Comparative Example 3: A preparation process for a high-barrier inflatable cushion: in the preparation process of the airbag forming material and the airbag base material, the EVOH is an EVOH nanocomposite;

• • a preparation method for the EVOH nanocomposite comprises the following steps: add 100 mg of a hybrid nanofiller into 250 mL of deionized water, perform ultrasonic dispersion, add 100 mL of a Tris-HCl buffer solution, stir evenly, add 100 mL of an aqueous dopamine hydrochloride solution, stir before reaction for 24 h, centrifuge to collect solid products, and freeze-dry to obtain a dopamine-modified hybrid nanofiller;
  • add 100 g of the EVOH copolymer into N,N-dimethylformamide, heat to 70° C. and stir evenly, cool to room temperature, add 5 g of the dopamine-modified hybrid nanofiller, perform ultrasonic dispersion, add a mixture into a polytetrafluoroethylene container, heat to 70° C. for vacuum thermal treatment for 6 h, perform hydrazine vapor treatment, and perform vacuum drying at 50° C. to obtain the EVOH nanocomposite.

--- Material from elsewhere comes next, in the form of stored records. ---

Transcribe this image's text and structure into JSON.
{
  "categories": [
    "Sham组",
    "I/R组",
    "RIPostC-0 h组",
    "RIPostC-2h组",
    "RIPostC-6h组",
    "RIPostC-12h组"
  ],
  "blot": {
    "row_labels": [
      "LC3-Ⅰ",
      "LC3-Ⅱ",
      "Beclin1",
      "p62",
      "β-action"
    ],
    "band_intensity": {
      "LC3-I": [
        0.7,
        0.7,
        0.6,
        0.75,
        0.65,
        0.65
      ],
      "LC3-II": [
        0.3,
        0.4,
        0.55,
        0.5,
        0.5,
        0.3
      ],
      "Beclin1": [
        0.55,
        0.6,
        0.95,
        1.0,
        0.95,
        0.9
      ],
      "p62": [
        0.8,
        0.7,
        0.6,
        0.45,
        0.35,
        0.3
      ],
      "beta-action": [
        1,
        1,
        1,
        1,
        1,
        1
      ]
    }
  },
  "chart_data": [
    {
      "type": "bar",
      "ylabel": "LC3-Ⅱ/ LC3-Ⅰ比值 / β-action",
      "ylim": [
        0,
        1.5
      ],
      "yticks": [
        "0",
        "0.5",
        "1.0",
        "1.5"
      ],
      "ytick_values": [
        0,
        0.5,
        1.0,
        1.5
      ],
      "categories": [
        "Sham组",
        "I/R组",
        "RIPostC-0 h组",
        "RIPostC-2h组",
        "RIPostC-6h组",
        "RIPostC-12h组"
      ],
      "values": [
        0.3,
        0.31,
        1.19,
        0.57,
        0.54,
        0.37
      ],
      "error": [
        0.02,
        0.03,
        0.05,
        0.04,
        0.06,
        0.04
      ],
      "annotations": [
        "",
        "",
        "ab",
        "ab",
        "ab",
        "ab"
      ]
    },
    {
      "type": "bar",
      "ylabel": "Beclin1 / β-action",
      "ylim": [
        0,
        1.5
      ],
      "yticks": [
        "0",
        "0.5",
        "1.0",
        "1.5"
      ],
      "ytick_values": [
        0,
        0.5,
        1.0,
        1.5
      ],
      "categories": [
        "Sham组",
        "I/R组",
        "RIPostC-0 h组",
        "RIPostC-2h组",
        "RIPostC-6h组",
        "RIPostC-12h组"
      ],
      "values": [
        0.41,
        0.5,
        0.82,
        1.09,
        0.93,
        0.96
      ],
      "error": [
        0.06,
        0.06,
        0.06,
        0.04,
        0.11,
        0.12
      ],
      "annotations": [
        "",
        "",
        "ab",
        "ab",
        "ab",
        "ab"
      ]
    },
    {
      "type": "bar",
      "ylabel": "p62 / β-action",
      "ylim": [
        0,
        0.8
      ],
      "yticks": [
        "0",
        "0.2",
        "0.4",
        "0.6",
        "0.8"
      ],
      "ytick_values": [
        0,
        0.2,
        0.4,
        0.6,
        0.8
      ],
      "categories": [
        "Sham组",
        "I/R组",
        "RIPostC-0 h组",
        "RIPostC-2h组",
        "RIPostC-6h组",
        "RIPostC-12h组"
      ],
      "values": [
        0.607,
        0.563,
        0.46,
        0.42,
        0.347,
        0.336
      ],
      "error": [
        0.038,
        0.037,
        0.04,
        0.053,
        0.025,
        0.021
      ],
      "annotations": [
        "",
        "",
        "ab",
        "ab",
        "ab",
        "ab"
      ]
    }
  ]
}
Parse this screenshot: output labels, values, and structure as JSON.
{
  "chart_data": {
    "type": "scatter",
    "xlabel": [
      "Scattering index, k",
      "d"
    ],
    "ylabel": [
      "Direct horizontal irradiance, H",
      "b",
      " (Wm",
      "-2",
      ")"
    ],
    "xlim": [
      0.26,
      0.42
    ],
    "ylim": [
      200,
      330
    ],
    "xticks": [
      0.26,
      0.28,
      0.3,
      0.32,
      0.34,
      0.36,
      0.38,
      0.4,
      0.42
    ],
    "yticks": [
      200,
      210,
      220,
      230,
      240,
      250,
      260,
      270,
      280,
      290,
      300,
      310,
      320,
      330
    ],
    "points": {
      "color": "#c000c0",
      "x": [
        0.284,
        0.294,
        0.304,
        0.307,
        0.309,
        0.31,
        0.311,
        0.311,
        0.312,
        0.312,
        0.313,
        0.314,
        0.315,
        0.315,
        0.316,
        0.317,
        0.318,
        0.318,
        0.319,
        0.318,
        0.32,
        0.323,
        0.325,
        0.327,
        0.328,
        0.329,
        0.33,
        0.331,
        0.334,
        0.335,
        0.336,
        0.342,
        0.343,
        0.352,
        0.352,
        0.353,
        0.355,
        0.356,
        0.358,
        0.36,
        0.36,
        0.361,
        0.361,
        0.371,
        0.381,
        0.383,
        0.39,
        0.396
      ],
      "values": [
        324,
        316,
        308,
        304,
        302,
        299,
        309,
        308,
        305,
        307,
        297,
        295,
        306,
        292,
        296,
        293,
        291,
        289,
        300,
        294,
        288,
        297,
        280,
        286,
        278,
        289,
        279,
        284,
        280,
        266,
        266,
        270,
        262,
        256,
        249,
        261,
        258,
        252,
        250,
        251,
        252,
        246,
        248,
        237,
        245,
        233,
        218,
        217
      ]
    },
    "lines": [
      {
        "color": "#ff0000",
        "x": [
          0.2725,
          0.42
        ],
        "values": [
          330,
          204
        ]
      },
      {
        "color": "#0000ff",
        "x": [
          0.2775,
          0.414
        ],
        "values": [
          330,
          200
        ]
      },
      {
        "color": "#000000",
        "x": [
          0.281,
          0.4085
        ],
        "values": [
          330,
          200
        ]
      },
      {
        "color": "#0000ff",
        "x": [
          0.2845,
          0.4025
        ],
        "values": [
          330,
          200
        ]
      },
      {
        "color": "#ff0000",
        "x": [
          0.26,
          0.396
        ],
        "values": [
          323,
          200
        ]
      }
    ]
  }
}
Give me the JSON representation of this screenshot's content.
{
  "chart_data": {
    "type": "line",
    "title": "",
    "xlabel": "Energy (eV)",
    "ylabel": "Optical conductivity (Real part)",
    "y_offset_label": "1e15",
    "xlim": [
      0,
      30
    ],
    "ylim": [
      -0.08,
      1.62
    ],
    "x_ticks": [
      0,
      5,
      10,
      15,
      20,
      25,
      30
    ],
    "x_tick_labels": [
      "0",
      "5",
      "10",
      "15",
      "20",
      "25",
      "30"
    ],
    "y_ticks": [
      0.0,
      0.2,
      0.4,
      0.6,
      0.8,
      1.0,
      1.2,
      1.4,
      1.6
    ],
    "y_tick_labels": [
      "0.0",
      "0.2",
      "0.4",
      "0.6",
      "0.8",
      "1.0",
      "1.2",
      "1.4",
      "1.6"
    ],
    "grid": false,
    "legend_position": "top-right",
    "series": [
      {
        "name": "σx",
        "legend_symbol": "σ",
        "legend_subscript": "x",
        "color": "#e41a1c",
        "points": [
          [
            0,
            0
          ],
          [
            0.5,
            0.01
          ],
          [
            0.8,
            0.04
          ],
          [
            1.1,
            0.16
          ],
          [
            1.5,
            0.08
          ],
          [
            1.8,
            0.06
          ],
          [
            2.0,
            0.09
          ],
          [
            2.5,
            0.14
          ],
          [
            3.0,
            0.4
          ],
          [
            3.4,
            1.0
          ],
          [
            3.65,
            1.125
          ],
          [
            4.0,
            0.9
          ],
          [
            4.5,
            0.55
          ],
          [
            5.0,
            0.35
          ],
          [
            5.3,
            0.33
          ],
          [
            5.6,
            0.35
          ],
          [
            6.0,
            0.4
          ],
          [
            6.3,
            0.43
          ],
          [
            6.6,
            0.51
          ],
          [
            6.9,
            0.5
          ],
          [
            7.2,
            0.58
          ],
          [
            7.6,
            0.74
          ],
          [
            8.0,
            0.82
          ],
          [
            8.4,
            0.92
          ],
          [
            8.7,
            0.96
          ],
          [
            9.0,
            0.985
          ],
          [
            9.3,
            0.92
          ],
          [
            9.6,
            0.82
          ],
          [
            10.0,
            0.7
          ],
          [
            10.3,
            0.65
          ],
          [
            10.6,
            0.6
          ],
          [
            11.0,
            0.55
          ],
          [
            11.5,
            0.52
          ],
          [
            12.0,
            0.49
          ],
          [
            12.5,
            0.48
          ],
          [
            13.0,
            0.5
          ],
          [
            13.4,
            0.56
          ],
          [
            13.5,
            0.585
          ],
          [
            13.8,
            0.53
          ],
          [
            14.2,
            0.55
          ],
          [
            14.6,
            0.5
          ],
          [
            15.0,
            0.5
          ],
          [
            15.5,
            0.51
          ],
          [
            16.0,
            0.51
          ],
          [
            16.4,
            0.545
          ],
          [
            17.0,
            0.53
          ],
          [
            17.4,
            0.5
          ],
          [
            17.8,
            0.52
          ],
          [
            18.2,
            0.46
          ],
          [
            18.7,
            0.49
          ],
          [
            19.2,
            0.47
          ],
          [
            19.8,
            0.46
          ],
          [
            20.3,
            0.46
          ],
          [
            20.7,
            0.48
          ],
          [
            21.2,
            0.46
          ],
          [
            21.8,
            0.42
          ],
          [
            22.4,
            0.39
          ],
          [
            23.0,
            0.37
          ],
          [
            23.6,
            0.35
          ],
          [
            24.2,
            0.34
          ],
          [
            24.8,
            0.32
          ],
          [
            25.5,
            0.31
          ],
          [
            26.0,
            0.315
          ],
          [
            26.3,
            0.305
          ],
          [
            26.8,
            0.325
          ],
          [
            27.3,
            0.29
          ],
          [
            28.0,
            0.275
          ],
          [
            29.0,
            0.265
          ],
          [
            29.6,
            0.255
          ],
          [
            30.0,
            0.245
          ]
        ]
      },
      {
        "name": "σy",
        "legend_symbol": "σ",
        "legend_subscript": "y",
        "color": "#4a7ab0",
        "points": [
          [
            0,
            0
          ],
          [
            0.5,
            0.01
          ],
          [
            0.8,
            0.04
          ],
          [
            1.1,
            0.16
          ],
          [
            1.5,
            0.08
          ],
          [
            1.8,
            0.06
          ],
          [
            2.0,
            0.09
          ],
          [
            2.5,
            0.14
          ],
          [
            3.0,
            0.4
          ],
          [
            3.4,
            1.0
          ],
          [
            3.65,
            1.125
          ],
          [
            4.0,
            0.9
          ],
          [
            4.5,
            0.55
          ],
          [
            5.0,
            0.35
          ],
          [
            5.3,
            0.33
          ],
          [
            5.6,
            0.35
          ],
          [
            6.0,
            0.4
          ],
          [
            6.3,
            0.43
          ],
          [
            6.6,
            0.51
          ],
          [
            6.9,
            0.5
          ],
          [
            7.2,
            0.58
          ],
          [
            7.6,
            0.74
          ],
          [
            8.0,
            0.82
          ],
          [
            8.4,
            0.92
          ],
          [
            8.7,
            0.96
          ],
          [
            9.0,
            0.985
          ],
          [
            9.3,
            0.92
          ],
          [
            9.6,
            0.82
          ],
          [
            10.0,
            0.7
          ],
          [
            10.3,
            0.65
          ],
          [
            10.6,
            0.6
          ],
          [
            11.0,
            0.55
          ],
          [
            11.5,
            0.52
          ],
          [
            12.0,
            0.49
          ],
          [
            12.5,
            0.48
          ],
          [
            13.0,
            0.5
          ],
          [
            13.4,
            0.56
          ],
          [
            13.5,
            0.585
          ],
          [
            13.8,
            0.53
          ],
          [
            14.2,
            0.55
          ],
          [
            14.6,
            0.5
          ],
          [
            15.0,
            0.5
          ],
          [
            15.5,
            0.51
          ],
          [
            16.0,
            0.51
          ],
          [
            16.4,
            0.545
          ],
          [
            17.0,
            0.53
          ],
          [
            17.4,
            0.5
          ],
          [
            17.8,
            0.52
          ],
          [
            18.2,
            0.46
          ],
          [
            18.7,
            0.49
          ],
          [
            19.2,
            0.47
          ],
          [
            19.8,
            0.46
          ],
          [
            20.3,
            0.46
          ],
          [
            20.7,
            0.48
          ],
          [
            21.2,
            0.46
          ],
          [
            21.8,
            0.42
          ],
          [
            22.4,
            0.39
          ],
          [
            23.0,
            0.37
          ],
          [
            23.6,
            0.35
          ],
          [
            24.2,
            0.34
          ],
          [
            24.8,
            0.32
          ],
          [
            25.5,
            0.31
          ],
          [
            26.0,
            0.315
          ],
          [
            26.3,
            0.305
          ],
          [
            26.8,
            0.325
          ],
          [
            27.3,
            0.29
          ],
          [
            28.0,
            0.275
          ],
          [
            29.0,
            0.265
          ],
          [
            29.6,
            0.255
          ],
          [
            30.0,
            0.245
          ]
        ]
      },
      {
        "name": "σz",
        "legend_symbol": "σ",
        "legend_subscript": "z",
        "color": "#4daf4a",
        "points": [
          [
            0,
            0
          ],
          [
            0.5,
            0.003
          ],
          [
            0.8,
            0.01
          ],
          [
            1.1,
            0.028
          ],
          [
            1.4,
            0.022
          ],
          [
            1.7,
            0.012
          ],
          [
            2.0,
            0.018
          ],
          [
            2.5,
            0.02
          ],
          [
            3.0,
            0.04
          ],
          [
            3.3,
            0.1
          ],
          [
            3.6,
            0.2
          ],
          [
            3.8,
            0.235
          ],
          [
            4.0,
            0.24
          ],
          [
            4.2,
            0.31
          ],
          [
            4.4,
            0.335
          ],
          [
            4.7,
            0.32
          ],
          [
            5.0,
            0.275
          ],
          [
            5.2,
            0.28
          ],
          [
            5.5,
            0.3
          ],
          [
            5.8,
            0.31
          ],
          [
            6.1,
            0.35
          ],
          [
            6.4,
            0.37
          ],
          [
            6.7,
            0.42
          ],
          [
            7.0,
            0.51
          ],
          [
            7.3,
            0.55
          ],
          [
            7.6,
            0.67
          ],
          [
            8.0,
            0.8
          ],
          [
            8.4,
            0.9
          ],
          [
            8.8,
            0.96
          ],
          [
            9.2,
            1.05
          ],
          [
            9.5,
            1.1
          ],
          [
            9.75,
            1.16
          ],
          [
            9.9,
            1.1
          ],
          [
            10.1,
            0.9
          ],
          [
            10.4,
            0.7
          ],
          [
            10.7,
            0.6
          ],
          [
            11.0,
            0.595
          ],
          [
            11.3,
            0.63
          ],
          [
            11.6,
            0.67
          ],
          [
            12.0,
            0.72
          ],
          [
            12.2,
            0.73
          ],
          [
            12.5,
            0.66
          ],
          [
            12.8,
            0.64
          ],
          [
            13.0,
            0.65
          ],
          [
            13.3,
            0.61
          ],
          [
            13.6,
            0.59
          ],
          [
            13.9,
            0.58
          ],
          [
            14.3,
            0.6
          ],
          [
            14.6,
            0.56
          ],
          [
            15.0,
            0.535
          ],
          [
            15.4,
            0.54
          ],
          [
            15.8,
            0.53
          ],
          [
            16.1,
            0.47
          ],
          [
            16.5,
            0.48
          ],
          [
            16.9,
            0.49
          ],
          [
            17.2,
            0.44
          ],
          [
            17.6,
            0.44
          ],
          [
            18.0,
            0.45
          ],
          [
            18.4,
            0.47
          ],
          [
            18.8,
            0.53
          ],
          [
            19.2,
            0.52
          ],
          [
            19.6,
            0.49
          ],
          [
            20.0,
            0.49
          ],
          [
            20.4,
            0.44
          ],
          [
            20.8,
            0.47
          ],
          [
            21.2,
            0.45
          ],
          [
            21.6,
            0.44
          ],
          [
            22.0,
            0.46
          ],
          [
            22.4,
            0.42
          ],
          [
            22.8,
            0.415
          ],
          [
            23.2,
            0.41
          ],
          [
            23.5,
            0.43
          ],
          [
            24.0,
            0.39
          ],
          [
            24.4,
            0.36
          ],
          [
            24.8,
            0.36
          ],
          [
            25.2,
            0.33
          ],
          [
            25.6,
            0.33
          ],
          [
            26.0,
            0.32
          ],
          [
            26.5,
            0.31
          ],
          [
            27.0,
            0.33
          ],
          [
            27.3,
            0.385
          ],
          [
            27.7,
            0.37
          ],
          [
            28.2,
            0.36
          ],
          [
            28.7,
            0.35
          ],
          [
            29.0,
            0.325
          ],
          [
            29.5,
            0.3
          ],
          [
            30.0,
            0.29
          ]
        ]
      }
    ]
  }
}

The remaining steps are the same as those in Example 1.

Experiments: barrier properties testing: the TPU-EVOH composites prepared in Examples 1-6 and Comparative Examples 1-3 were used as test materials. The test materials were compressed to a thickness of 0.1 mm, a length of 200 mm, and a width of 200 mm. The barrier properties thereof were tested in accordance with GB/T 1038.1-2022, and experimental parameters include: a test area of 38.49 cm², a barrier property value ≥1, an upper chamber purging cycle of 607 sec, an upper chamber gas pressure of 9.898×10⁴ Pa, a lower chamber degassing duration of 60 sec, and a total degassing duration of 12 h for the upper and lower chambers, where the barrier properties are determined based on gas permeability.

Mechanical properties testing: the TPU-EVOH composites prepared in Examples 1-6 and Comparative Examples 1-3 were used as test materials, and tested by using a universal testing machine, with a tensile rate of 50 mm/min.

The experimental data are shown in Table 1.

TABLE 1
Properties testing data of raw materials
of high-barrier inflatable cushions

	Gas	Tensile	Breaking
	permeability/	strength/	elongation/
	cm3 · (m2 · d · Pa)−1	MPa	%

Example 1	7.946 × 10−5	23.5	153
Example 2	7.260 × 10−5	25.4	167
Example 3	6.057 × 10−5	26.4	178
Example 4	4.906 × 10−5	27.1	183
Example 5	3.526 × 10−5	28.3	172
Example 6	2.225 × 10−5	28.9	169
Comparative	6.557 × 10−5	25.2	167
Example 1
Comparative	6.453 × 10−5	25.4	168
Example 2
Comparative	6.778 × 10−5	25.5	170
Example 3

Conclusion: raw materials of the high-barrier inflatable cushions prepared in the present disclosure exhibit excellent barrier properties and mechanical properties.

In Comparative Example 1, the hybrid nanofiller is replaced with graphene oxide, which results in degradation of barrier properties and mechanical properties.

In Comparative Example 2, the hybrid nanofiller is replaced with MXene, which results in degradation of barrier properties and mechanical properties.

In Comparative Example 3, the aqueous boric acid solution is not added, which results in degradation of barrier properties and mechanical properties.

For those skilled in the art, it is apparent that the present disclosure is not limited to the details of the above-mentioned exemplary examples, and the present disclosure may be implemented in other specific forms without departing from the spirit or basic features of the present disclosure. Therefore, the embodiments should be regarded as illustrative and non-restrictive no matter from which point of view. The scope of the present disclosure is defined by the appended claims rather than the above specification, and therefore, it is intended that all changes which fall within the meaning and scope of equivalency of the claims are embraced in the present disclosure. Any reference numeral in the claims should not be construed as limiting the related claims.